The Bright Spot in AI

Despite the potential for slowing growth, Nvidia remains the bright spot in the AI trade. Wall Street’s confidence in Nvidia is evident, with 66 analysts currently holding Buy ratings on the stock, compared to just seven Hold ratings and one Sell rating. This optimism is bolstered by recent reports from UBS analyst Timothy Arcuri, who noted that semiconductor manufacturer TSMC, which produces Nvidia’s chips, posted strong quarter-over-quarter results in its high-performance computing segment. This suggests that Nvidia is likely to deliver another strong quarter.

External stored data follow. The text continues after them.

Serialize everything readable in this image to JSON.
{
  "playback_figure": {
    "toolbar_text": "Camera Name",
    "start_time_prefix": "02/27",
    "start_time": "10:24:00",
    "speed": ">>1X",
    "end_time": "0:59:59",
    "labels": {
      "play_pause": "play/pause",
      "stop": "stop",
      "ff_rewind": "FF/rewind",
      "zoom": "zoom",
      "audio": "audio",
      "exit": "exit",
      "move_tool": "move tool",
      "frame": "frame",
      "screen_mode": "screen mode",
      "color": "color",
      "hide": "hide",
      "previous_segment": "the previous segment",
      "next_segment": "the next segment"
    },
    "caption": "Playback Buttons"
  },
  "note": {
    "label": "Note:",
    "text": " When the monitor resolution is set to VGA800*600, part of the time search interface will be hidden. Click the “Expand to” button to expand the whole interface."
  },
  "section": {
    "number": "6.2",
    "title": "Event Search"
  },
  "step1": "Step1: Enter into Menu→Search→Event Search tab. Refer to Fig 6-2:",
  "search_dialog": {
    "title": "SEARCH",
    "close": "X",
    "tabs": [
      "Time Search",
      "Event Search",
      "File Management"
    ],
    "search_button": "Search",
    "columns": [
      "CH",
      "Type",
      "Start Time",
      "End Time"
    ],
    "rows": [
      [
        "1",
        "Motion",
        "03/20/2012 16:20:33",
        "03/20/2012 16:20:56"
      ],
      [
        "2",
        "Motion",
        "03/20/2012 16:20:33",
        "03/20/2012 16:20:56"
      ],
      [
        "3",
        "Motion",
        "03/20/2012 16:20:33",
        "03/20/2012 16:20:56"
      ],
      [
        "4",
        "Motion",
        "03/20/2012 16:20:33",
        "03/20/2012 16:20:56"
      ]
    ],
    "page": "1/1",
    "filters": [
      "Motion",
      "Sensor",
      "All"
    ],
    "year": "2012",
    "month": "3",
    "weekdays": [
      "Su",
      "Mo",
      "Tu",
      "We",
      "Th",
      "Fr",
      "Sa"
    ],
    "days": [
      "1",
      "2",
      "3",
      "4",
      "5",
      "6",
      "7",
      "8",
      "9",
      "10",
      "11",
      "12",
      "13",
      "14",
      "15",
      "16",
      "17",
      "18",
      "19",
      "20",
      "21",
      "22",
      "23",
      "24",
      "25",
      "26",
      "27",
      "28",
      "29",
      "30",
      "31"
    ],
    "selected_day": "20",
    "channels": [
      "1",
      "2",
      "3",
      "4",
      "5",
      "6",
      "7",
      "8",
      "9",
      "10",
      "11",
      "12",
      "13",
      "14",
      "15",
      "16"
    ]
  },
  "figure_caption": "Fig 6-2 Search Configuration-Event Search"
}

Nvidia’s advantage lies in the tangible benefits its products provide. While AI software is still in a developmental phase, with products like Microsoft’s Copilot and Google’s Gemini taking years to fully mature, Nvidia’s hardware is already in high demand. Hyperscalers are deploying Nvidia’s chips at a rapid pace to develop and power AI models, ensuring that Nvidia’s revenue stream remains robust.

Looking Ahead: The AI Trade’s Future

As companies like Microsoft and Google continue to iterate on their AI-powered software, Nvidia will keep supplying the hardware that makes these advancements possible. This puts Nvidia in a unique position to continue benefiting from the AI trade, even as other companies face challenges in monetizing their AI investments.

While the AI trade has taken a hit over the past month, Nvidia’s upcoming earnings report could serve as a catalyst to revive investor interest in the sector. As the most significant player in AI hardware, Nvidia’s performance will be closely watched, and its ability to meet or exceed expectations could set the tone for the entire AI market.

Conclusion

Nvidia’s upcoming AI earnings report is more than just another quarterly update—it could be the key to revitalizing the struggling AI trade. With strong revenue growth and a dominant position in the AI hardware market, Nvidia is well-positioned to lead the sector forward. As investors await the results, all eyes are on Nvidia to see if it can continue to defy the broader market challenges and power the next phase of AI innovation.